Problem z uchwytem ER

Planujesz zakup sprzętu do warsztatu, masz problem z maszyną tu możesz o tym porozmawiać - nie tylko maszyny CNC
Awatar użytkownika

RomanJ4
Lider FORUM (min. 2000)
Lider FORUM (min. 2000)
Posty w temacie: 4
Posty: 11575
Rejestracja: 17 mar 2009, 08:55
Lokalizacja: Skępe

#11

Post napisał: RomanJ4 » 07 paź 2017, 10:06

WZÓR pisze:strikexp napisał/a:
.... Faktycznie stożek jest jedynie z gwintem i ledwo go widać w fasolce. ...
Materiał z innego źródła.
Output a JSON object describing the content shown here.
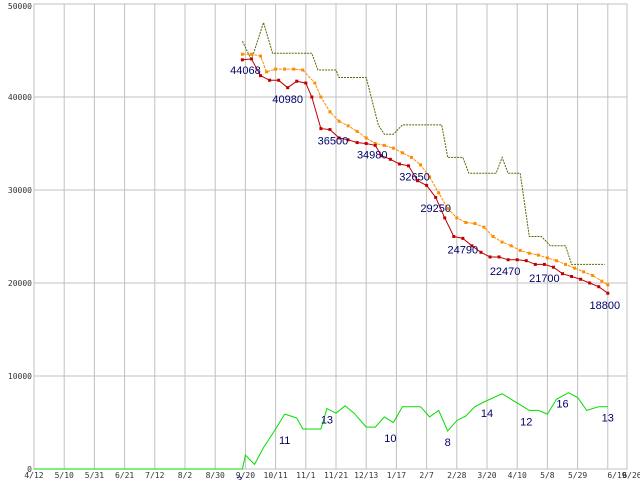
{
  "chart_data": {
    "type": "line",
    "title": "",
    "xlabel": "",
    "ylabel": "",
    "ylim": [
      0,
      50000
    ],
    "grid": true,
    "y_ticks": [
      0,
      10000,
      20000,
      30000,
      40000,
      50000
    ],
    "x_tick_labels": [
      "4/12",
      "5/10",
      "5/31",
      "6/21",
      "7/12",
      "8/2",
      "8/30",
      "9/20",
      "10/11",
      "11/1",
      "11/21",
      "12/13",
      "1/17",
      "2/7",
      "2/28",
      "3/20",
      "4/10",
      "5/8",
      "5/29",
      "6/19",
      "6/26"
    ],
    "x_range": [
      0,
      20
    ],
    "colors": {
      "price": "#c00000",
      "average": "#ff8c00",
      "high": "#556b00",
      "count": "#00dd00",
      "grid": "#c0c0c0",
      "labels": "#00006a"
    },
    "series": [
      {
        "key": "high",
        "dashed": true,
        "points": [
          [
            6.9,
            46000
          ],
          [
            7.2,
            44000
          ],
          [
            7.6,
            48000
          ],
          [
            7.9,
            44700
          ],
          [
            9.2,
            44700
          ],
          [
            9.4,
            42900
          ],
          [
            10.0,
            42900
          ],
          [
            10.1,
            42100
          ],
          [
            11.0,
            42100
          ],
          [
            11.4,
            37000
          ],
          [
            11.6,
            36000
          ],
          [
            11.9,
            36000
          ],
          [
            12.2,
            37000
          ],
          [
            13.5,
            37000
          ],
          [
            13.7,
            33500
          ],
          [
            14.2,
            33500
          ],
          [
            14.4,
            31800
          ],
          [
            15.3,
            31800
          ],
          [
            15.5,
            33500
          ],
          [
            15.7,
            31800
          ],
          [
            16.1,
            31800
          ],
          [
            16.4,
            25000
          ],
          [
            16.8,
            25000
          ],
          [
            17.1,
            24000
          ],
          [
            17.6,
            24000
          ],
          [
            17.8,
            22000
          ],
          [
            18.9,
            22000
          ]
        ]
      },
      {
        "key": "average",
        "dashed": true,
        "markers": true,
        "points": [
          [
            6.9,
            44600
          ],
          [
            7.2,
            44600
          ],
          [
            7.5,
            44400
          ],
          [
            7.7,
            42700
          ],
          [
            8.0,
            43000
          ],
          [
            8.3,
            43000
          ],
          [
            8.6,
            43000
          ],
          [
            8.9,
            42900
          ],
          [
            9.3,
            41500
          ],
          [
            9.5,
            40000
          ],
          [
            9.8,
            38400
          ],
          [
            10.1,
            37400
          ],
          [
            10.4,
            36900
          ],
          [
            10.7,
            36300
          ],
          [
            11.0,
            35600
          ],
          [
            11.3,
            35000
          ],
          [
            11.6,
            34800
          ],
          [
            11.9,
            34500
          ],
          [
            12.2,
            34000
          ],
          [
            12.5,
            33500
          ],
          [
            12.8,
            32700
          ],
          [
            13.1,
            31400
          ],
          [
            13.4,
            29700
          ],
          [
            13.7,
            28000
          ],
          [
            14.0,
            27000
          ],
          [
            14.3,
            26500
          ],
          [
            14.6,
            26400
          ],
          [
            14.9,
            26000
          ],
          [
            15.2,
            25000
          ],
          [
            15.5,
            24400
          ],
          [
            15.8,
            24000
          ],
          [
            16.1,
            23500
          ],
          [
            16.4,
            23200
          ],
          [
            16.7,
            23000
          ],
          [
            17.0,
            22700
          ],
          [
            17.3,
            22400
          ],
          [
            17.6,
            22000
          ],
          [
            17.9,
            21600
          ],
          [
            18.2,
            21200
          ],
          [
            18.5,
            20800
          ],
          [
            18.8,
            20200
          ],
          [
            19.0,
            19800
          ]
        ]
      },
      {
        "key": "price",
        "dashed": false,
        "markers": true,
        "points": [
          [
            6.9,
            44000
          ],
          [
            7.2,
            44100
          ],
          [
            7.5,
            42300
          ],
          [
            7.8,
            41800
          ],
          [
            8.1,
            41800
          ],
          [
            8.4,
            41000
          ],
          [
            8.7,
            41700
          ],
          [
            9.0,
            41500
          ],
          [
            9.2,
            40000
          ],
          [
            9.5,
            36600
          ],
          [
            9.8,
            36500
          ],
          [
            10.1,
            35600
          ],
          [
            10.4,
            35400
          ],
          [
            10.7,
            35100
          ],
          [
            11.0,
            35000
          ],
          [
            11.3,
            34800
          ],
          [
            11.5,
            33700
          ],
          [
            11.8,
            33300
          ],
          [
            12.1,
            32800
          ],
          [
            12.4,
            32600
          ],
          [
            12.7,
            31000
          ],
          [
            13.0,
            30500
          ],
          [
            13.3,
            29200
          ],
          [
            13.6,
            27000
          ],
          [
            13.9,
            25000
          ],
          [
            14.2,
            24800
          ],
          [
            14.5,
            24000
          ],
          [
            14.8,
            23300
          ],
          [
            15.1,
            22800
          ],
          [
            15.4,
            22800
          ],
          [
            15.7,
            22500
          ],
          [
            16.0,
            22500
          ],
          [
            16.3,
            22400
          ],
          [
            16.6,
            22000
          ],
          [
            16.9,
            22000
          ],
          [
            17.2,
            21700
          ],
          [
            17.5,
            21000
          ],
          [
            17.8,
            20700
          ],
          [
            18.1,
            20400
          ],
          [
            18.4,
            20000
          ],
          [
            18.7,
            19600
          ],
          [
            19.0,
            18900
          ]
        ]
      },
      {
        "key": "count",
        "dashed": false,
        "markers": false,
        "points": [
          [
            0,
            0
          ],
          [
            6.9,
            0
          ],
          [
            7.0,
            1500
          ],
          [
            7.3,
            500
          ],
          [
            7.6,
            2300
          ],
          [
            8.0,
            4300
          ],
          [
            8.3,
            5900
          ],
          [
            8.7,
            5500
          ],
          [
            8.9,
            4300
          ],
          [
            9.5,
            4300
          ],
          [
            9.7,
            6500
          ],
          [
            10.0,
            6000
          ],
          [
            10.3,
            6800
          ],
          [
            10.6,
            6000
          ],
          [
            11.0,
            4500
          ],
          [
            11.3,
            4500
          ],
          [
            11.6,
            5600
          ],
          [
            11.9,
            5000
          ],
          [
            12.2,
            6700
          ],
          [
            12.8,
            6700
          ],
          [
            13.1,
            5600
          ],
          [
            13.4,
            6300
          ],
          [
            13.7,
            4100
          ],
          [
            14.0,
            5200
          ],
          [
            14.3,
            5700
          ],
          [
            14.6,
            6700
          ],
          [
            14.9,
            7200
          ],
          [
            15.5,
            8100
          ],
          [
            15.8,
            7500
          ],
          [
            16.1,
            6900
          ],
          [
            16.4,
            6300
          ],
          [
            16.7,
            6300
          ],
          [
            17.0,
            5900
          ],
          [
            17.3,
            7500
          ],
          [
            17.7,
            8200
          ],
          [
            18.0,
            7700
          ],
          [
            18.3,
            6300
          ],
          [
            18.7,
            6700
          ],
          [
            19.0,
            6700
          ]
        ]
      }
    ],
    "price_labels": [
      {
        "x": 7.0,
        "y": 44068,
        "text": "44068"
      },
      {
        "x": 8.4,
        "y": 40980,
        "text": "40980"
      },
      {
        "x": 9.9,
        "y": 36500,
        "text": "36500"
      },
      {
        "x": 11.2,
        "y": 34980,
        "text": "34980"
      },
      {
        "x": 12.6,
        "y": 32650,
        "text": "32650"
      },
      {
        "x": 13.3,
        "y": 29250,
        "text": "29250"
      },
      {
        "x": 14.2,
        "y": 24790,
        "text": "24790"
      },
      {
        "x": 15.6,
        "y": 22470,
        "text": "22470"
      },
      {
        "x": 16.9,
        "y": 21700,
        "text": "21700"
      },
      {
        "x": 18.9,
        "y": 18800,
        "text": "18800"
      }
    ],
    "count_labels": [
      {
        "x": 6.8,
        "y": 0,
        "text": "3"
      },
      {
        "x": 8.3,
        "y": 4300,
        "text": "11"
      },
      {
        "x": 9.7,
        "y": 6500,
        "text": "13"
      },
      {
        "x": 11.8,
        "y": 4500,
        "text": "10"
      },
      {
        "x": 13.7,
        "y": 4100,
        "text": "8"
      },
      {
        "x": 15.0,
        "y": 7200,
        "text": "14"
      },
      {
        "x": 16.3,
        "y": 6300,
        "text": "12"
      },
      {
        "x": 17.5,
        "y": 8200,
        "text": "16"
      },
      {
        "x": 19.0,
        "y": 6700,
        "text": "13"
      }
    ]
  }
}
Wkręć sobie śrubę ( bez łba) w ten gwint i wybijak zadziała normalnie.
Długość śruby ustal doświadczalnie.

Mariusz.
czegoś tu nie rozumiem, jeśli oprawka jest dociągana szpilką 3 wrzeciona (drawbar)
Obrazek Obrazek
to po zluzowaniu szpilki (bez całkowitego wykręcenia z gwintu oprawki)
Obrazek

wystarczy puknąć w jej koniec by stożek chwytu odkleił się od gniazda.
Obrazek

Jeśli wrzeciono nie ma szpilki(np wiertarki) a tylko gniazdo dla płetwy z otworem do wybijania
Obrazek

to w gwint chwytu oprawki która jest wtedy za krótka by ją wybić, należy wkręcić albo dedykowaną płetwę,
https://www.e-darmet.pl/pletwa-do-opraw ... 53417.html
Obrazek

albo chociaż śrubę (bez łba lub imbusową, najlepiej lekko zatoczoną bo miękki materiał może się pęczyć od wybijaka) o takiej długości by jej końcówka widoczna była w otworze do wybijania..

Obrazek Obrazek Obrazek


pozdrawiam,
Roman

Tagi:


rdarek
Lider FORUM (min. 2000)
Lider FORUM (min. 2000)
Posty w temacie: 1
Posty: 2135
Rejestracja: 04 sty 2013, 23:30
Lokalizacja: 3miasto

#12

Post napisał: rdarek » 07 paź 2017, 18:59

RomanJ4 pisze:czegoś tu nie rozumiem, jeśli oprawka jest dociągana szpilką 3 wrzeciona (drawbar) to po zluzowaniu szpilki (bez całkowitego wykręcenia z gwintu oprawki) wystarczy puknąć w jej koniec by stożek chwytu odkleił się od gniazda.
Ja również czegoś nie rozumiem jakieś deja vu? Znów kłopocik z oprawką ER?
Twierdził, że ma "Zośkę" więc powyższa opcja kol. Romana powinna działać bez problemu jest to więc podstawa. Na początek wybiłbym oprawkę prętem przez wrzeciono - podkładając coś do tej operacji na jej kołnierz (ten co ledwo wystaje). Pytanie czy oprawka nie jest już zaklepana od wybijania klinem?
No chyba, że takie samo podejście jak gościa od którego kupowałem moją wiertarko frezarkę jak spytałem o szpilkę to dziwił się czego ja chcę :mrgreen: a klin od kolumny dostałem w łapkę, na początku myślałem, że to zapas :mrgreen:


Autor tematu
strikexp
Lider FORUM (min. 2000)
Lider FORUM (min. 2000)
Posty w temacie: 6
Posty: 4419
Rejestracja: 31 mar 2017, 19:47
Lokalizacja: Warszawa

#13

Post napisał: strikexp » 07 paź 2017, 21:47

Wygląda na to że problemem była chińszczyzna. Na końcu stożka (tego węższego) nie była zrobiona faza. To chyba był problem że przy frezowaniu doszło tam go jakiegoś zakleszczenia ostrą krawędzią.
Próbowałem tym klinem ale się nie dało. Więc wkręciłem śrubę dociągającą prawie do końca i puknąłem kilka razy młotkiem.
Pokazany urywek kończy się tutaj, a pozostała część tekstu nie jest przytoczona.